I knew he was lying now. “But I’m just writing,” I pressed.
“For followers or whatever you say justifies your blog. That’s work. I can’t let you in,” he closed my passport and stopped taking notes.
“So, I can’t write here?” The teenage attitude was multiplying, “It’s illegal to keep a journal? Is that what you’re saying?” I was furious and nothing could hide it now.
“You better be careful,” he dangled his power in front of me, “you factitious young girl, I am this close to sending you back to where you came from,” one large palm on the desk in front of my chin, he hunched down towards me pinching a tiny space between his thumb and forefinger of his right hand, “The next plane out of here.”
“I’m sorry.
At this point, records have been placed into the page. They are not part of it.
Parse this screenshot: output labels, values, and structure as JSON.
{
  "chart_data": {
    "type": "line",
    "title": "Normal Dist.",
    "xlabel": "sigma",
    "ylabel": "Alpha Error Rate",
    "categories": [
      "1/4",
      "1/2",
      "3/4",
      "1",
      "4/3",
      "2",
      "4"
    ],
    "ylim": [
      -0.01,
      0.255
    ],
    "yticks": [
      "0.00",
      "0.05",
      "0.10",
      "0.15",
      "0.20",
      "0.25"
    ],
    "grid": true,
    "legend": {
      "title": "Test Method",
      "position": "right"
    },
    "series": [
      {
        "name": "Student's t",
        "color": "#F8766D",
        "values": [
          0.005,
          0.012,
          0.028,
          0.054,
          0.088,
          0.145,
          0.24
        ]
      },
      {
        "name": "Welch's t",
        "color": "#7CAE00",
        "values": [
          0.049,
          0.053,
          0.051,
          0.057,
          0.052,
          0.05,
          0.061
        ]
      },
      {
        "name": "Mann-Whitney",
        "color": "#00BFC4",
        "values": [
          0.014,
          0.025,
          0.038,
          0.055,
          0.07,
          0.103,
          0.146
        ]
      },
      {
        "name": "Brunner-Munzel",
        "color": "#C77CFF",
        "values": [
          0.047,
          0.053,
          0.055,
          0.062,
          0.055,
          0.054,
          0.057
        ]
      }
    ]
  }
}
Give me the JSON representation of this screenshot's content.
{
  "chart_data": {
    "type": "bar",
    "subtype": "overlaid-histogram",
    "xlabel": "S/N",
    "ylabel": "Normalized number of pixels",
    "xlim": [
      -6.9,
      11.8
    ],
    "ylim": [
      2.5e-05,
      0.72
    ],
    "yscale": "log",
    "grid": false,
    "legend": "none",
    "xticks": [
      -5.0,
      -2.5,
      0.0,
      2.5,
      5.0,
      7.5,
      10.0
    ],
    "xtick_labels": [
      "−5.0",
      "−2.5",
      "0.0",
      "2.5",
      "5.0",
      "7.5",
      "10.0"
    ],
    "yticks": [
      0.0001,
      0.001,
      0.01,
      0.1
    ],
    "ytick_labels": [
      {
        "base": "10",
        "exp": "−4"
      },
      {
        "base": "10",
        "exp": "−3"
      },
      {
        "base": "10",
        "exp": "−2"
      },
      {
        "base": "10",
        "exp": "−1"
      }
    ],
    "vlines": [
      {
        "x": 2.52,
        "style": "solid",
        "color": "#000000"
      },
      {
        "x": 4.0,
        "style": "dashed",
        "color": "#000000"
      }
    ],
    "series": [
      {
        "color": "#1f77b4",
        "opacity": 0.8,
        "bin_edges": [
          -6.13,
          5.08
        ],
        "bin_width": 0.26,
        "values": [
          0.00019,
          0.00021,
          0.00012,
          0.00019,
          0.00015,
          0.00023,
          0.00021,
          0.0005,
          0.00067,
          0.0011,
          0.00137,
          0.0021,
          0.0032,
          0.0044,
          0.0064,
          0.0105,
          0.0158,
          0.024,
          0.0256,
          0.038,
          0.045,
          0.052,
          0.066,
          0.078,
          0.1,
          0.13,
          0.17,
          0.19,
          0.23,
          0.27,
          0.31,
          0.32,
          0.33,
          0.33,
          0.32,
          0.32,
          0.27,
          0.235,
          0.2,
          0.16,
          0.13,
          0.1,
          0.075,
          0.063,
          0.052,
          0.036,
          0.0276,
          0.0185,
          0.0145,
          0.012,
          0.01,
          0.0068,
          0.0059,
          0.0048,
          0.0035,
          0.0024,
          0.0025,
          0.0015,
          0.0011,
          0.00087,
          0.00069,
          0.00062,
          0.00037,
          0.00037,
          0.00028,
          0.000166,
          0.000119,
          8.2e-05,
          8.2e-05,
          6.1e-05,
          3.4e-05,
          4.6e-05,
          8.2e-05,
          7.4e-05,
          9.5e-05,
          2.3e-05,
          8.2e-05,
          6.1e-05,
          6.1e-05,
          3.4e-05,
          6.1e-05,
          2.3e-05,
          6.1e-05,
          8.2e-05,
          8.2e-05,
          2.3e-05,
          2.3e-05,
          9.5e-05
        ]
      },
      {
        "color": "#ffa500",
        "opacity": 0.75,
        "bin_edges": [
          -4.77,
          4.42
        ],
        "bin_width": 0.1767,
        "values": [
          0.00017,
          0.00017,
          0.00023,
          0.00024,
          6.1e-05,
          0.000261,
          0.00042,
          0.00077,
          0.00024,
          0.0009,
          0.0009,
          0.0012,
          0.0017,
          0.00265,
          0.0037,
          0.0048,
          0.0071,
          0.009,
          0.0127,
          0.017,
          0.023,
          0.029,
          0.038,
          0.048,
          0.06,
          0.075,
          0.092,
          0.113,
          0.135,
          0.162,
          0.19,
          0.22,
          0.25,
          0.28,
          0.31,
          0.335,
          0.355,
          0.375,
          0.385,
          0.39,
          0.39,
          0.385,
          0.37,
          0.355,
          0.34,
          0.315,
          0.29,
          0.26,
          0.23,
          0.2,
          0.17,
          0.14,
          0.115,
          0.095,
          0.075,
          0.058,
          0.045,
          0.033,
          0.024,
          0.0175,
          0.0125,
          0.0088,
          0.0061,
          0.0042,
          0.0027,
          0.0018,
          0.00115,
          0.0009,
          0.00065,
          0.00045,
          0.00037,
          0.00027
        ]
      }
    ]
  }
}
I’m not trying to be … I just don’t understand,” I pleaded with gritted teeth willing the tears on the verge back from their ledge.
Twenty more minutes and ten idle threats later, I was entering London with a begrudging mark on my passport warning of deportation or banishment should I step out of line or over stay my welcome.
“Thank you. Thank you,” I smiled and bowed my head as I walked over the yellow line.
“Maybe you should write about THIS in your blog,” he scoffed, rolling his eyes and turning to whisper to the officer approaching this problem situation.
“Oh, I will,” I promised. Clutching my passport with shaking hands and weak knees, I stepped into the royal country, knowing now that there had to be something bigger that had brought me here.